Freddy had told her it was all right to go shopping, but she took all the wrong turns that would have put her on the road to Hurricane. She did not go all the way to the community center, but she went close enough, and once she'd seen what she came to see, she pulled a sharp U-turn in the middle of an empty intersection against the light and drove back across town. Sooner or later, she'd have to make a real shopping trip, but she got what she needed for now at the gas station and then she went home.

"You were supposed to call," were Freddy's first words when he met her at the loading dock.

"If I got arrested," she reminded him. "I didn't. In fact, everything's all right on that front, believe it or not."

He grunted, scanning the parking lot like he expected a chain of red-and-blue lights to roar in on her heels. "Are you sure?"

"How sure do you need me to be? Because I could break into his office and check the case file—"

"So help me God, Ana, I will lock you in the freezer."

"Sarcasm, bear. Having successfully avoided getting railroaded for a crime I didn't commit, you'll be pleased to know I'm in no hurry to go out and commit actual crimes. Apart from the usual breaking and entering at Freddy's, I mean."

"You seem to be in a good mood," he said suspiciously, closing the door and locking it. "What happened?"

"Turns out—Where is everyone?" she asked, having reached the far end of the kitchen, where she could look out and see the dining room was as empty as a building abandoned for over a decade ought to be.
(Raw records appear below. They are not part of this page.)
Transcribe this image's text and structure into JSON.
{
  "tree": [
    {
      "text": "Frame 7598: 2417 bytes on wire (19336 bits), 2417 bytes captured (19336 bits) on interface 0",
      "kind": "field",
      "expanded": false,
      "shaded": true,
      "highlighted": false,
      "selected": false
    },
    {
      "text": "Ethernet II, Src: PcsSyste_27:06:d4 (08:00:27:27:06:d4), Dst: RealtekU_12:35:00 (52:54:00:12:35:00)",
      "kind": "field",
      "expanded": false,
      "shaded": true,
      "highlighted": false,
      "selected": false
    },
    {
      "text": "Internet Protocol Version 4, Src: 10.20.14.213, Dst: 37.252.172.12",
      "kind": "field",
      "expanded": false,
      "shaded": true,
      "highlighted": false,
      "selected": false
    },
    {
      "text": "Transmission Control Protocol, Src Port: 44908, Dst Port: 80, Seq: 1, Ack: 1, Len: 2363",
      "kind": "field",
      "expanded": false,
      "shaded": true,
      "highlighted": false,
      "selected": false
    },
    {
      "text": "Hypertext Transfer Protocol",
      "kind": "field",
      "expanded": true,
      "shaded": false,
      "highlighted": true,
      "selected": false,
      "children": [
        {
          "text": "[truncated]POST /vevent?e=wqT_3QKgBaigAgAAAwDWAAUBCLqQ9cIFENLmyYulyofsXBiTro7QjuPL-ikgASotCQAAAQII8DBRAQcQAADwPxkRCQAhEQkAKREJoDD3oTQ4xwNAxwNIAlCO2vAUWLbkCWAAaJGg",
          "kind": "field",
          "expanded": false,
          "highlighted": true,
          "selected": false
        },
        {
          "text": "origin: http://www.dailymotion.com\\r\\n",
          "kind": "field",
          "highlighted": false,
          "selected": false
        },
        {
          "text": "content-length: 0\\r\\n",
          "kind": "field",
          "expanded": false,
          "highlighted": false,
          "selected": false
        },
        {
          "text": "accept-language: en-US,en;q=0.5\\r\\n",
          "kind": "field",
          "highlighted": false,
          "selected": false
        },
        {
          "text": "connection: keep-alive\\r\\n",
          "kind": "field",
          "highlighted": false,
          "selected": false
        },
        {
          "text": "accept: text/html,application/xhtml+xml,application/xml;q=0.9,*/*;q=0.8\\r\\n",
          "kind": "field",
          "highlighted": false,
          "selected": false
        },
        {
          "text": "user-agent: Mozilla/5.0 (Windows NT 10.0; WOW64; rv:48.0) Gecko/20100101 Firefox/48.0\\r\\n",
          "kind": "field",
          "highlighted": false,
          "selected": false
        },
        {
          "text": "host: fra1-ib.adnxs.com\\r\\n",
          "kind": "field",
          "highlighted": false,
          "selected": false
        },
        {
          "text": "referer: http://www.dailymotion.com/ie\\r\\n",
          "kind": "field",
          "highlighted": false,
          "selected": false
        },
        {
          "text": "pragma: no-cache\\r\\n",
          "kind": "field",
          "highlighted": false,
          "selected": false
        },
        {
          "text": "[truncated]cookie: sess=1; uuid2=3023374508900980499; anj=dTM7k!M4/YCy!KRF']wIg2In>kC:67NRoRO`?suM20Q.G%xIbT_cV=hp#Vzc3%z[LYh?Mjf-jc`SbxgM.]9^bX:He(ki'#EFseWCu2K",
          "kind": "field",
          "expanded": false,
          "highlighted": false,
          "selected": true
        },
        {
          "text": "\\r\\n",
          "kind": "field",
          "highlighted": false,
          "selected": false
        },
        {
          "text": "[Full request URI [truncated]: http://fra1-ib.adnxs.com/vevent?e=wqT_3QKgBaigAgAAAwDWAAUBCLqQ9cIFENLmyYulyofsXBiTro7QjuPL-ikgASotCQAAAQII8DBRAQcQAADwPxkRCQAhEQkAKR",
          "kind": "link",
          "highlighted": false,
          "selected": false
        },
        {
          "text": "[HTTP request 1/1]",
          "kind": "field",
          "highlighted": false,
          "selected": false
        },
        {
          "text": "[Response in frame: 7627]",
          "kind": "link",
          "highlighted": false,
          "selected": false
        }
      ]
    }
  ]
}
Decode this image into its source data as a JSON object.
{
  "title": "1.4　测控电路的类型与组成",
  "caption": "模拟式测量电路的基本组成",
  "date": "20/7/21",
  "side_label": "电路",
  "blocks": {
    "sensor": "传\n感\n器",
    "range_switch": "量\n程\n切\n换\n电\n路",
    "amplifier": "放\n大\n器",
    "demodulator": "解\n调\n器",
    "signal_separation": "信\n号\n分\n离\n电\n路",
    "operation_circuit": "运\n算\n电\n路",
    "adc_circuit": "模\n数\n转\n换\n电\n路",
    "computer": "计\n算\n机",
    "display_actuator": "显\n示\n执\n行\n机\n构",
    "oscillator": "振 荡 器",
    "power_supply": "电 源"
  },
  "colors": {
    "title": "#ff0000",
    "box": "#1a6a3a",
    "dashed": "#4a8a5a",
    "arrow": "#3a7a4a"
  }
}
Freddy grunted again and came over to snoop through her grocery bags, no doubt on the pretext of helping her put things away. "Bonnie's in the office, rotting his CPU on video games. Chica's in her room, reading. I haven't seen Foxy, which most likely means he's in his cabin. If he's not, well, I have better things to do than play hide-and-seek with him. What is this?" he demanded. "I told you real food. Where's the parsley?"

"Wouldn't you believe it, they were all out."
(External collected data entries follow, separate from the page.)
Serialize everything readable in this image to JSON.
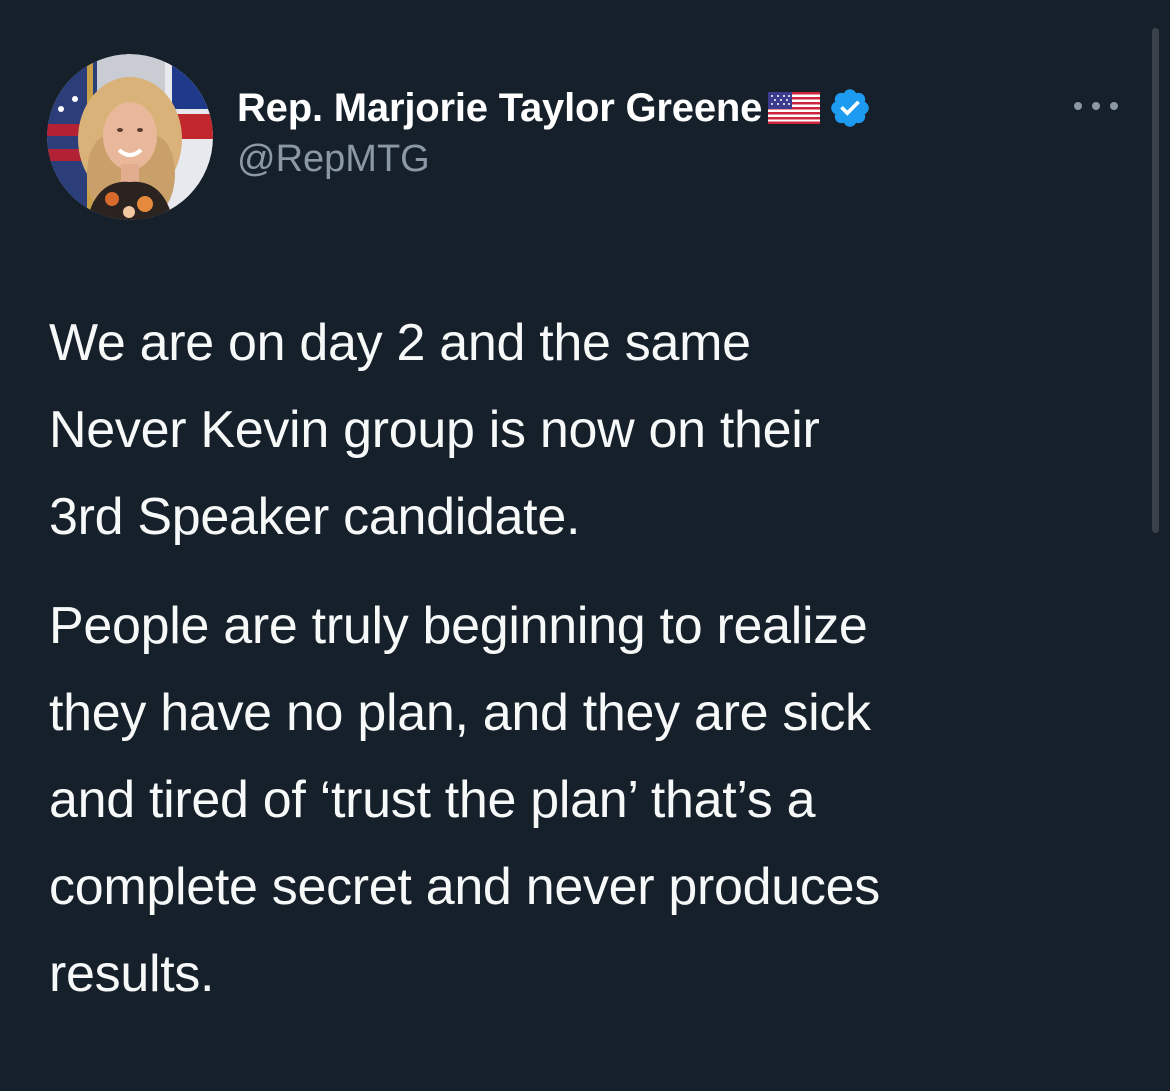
{
  "author": {
    "display_name": "Rep. Marjorie Taylor Greene",
    "flag_emoji": "us-flag",
    "verified_icon": "verified-badge-icon",
    "handle": "@RepMTG"
  },
  "more_icon": "more-options-icon",
  "tweet": {
    "paragraph1_lines": [
      "We are on day 2 and the same",
      "Never Kevin group is now on their",
      "3rd Speaker candidate."
    ],
    "paragraph2_lines": [
      "People are truly beginning to realize",
      "they have no plan, and they are sick",
      "and tired of ‘trust the plan’ that’s a",
      "complete secret and never produces",
      "results."
    ]
  },
  "colors": {
    "background": "#15202b",
    "text": "#f7f9f9",
    "secondary_text": "#8b98a5",
    "verified_blue": "#1d9bf0"
  }
}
He withdrew a dusty box of Pop Tarts and gave her the Look.

"It's made with real fruit filling. Fruit is healthy. Do you want to hear this or not?"
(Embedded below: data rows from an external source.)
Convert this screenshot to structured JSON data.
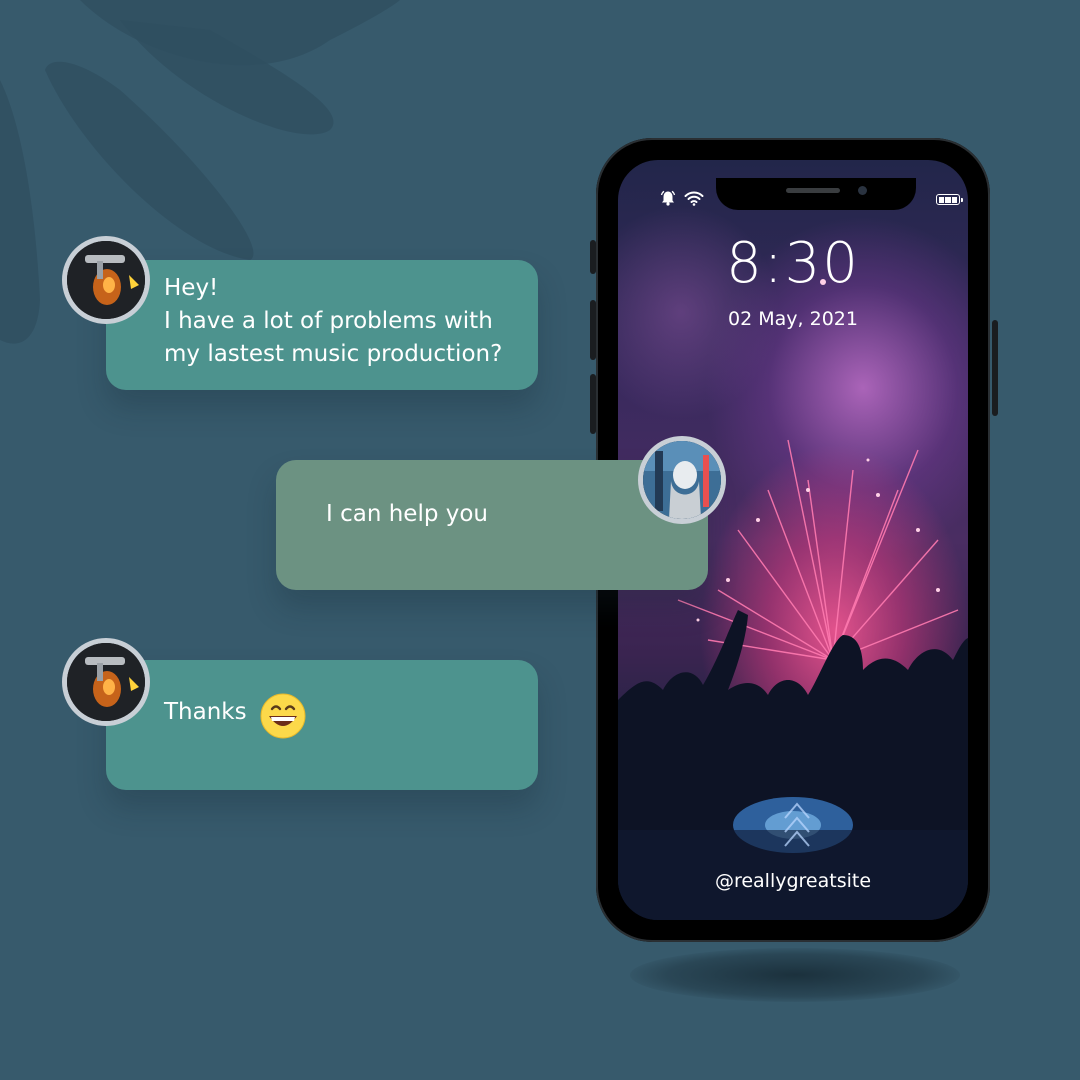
{
  "messages": [
    {
      "text": "Hey!\nI have a lot of problems with\nmy lastest music production?"
    },
    {
      "text": "I can help you"
    },
    {
      "text": "Thanks",
      "emoji": "grinning-face-emoji"
    }
  ],
  "phone": {
    "time": "8:30",
    "date": "02 May, 2021",
    "handle": "@reallygreatsite",
    "status_icons": [
      "alarm-bell-icon",
      "wifi-icon",
      "battery-icon"
    ]
  },
  "colors": {
    "background": "#375a6c",
    "bubble_teal": "#4d938e",
    "bubble_sage": "#6c9282",
    "avatar_ring": "#c8cfd6"
  }
}
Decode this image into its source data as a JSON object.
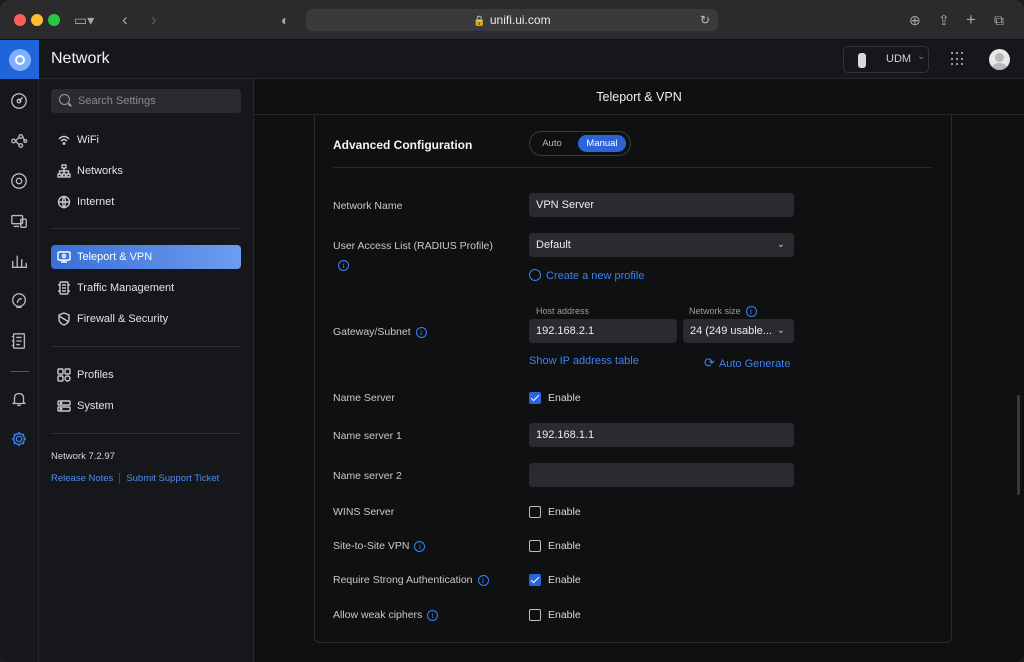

Freddy grumbled, digging out cookies, ramen cups and bags of chips and pointedly thumping them down on the counter instead of into her cupboard. "Munchie Bear is not pleased. Yes, I want to hear it."

"Well, according to the delivery girl I talked to this morning, they found a suicide note at Shelly's house and some other incriminating stuff at the office, so it looks like he definitely planned this out."

"Who is 'they'?"

"Her best friend's cousin's boyfriend…wait, no… Was it her cousin's sister's boyfriend…? Look, there's some degrees of separation here, but it ended with one of the deputies who was actually there, so it is legit. Give me one of those."

Freddy looked down into the grocery bag he had been holding, took out a Monster Ultra and slowly passed it over. "I'm well aware that I have what could be generously called a skeptical nature."

"I sense a but."

"But as much as these charges were, to put it lightly—"

"Horseshit?"

He grunted and went on, "—and as impeccable a source as someone's cousin's friend's romantic partner's delivery person surely is, it's the sheriff who has to be convinced."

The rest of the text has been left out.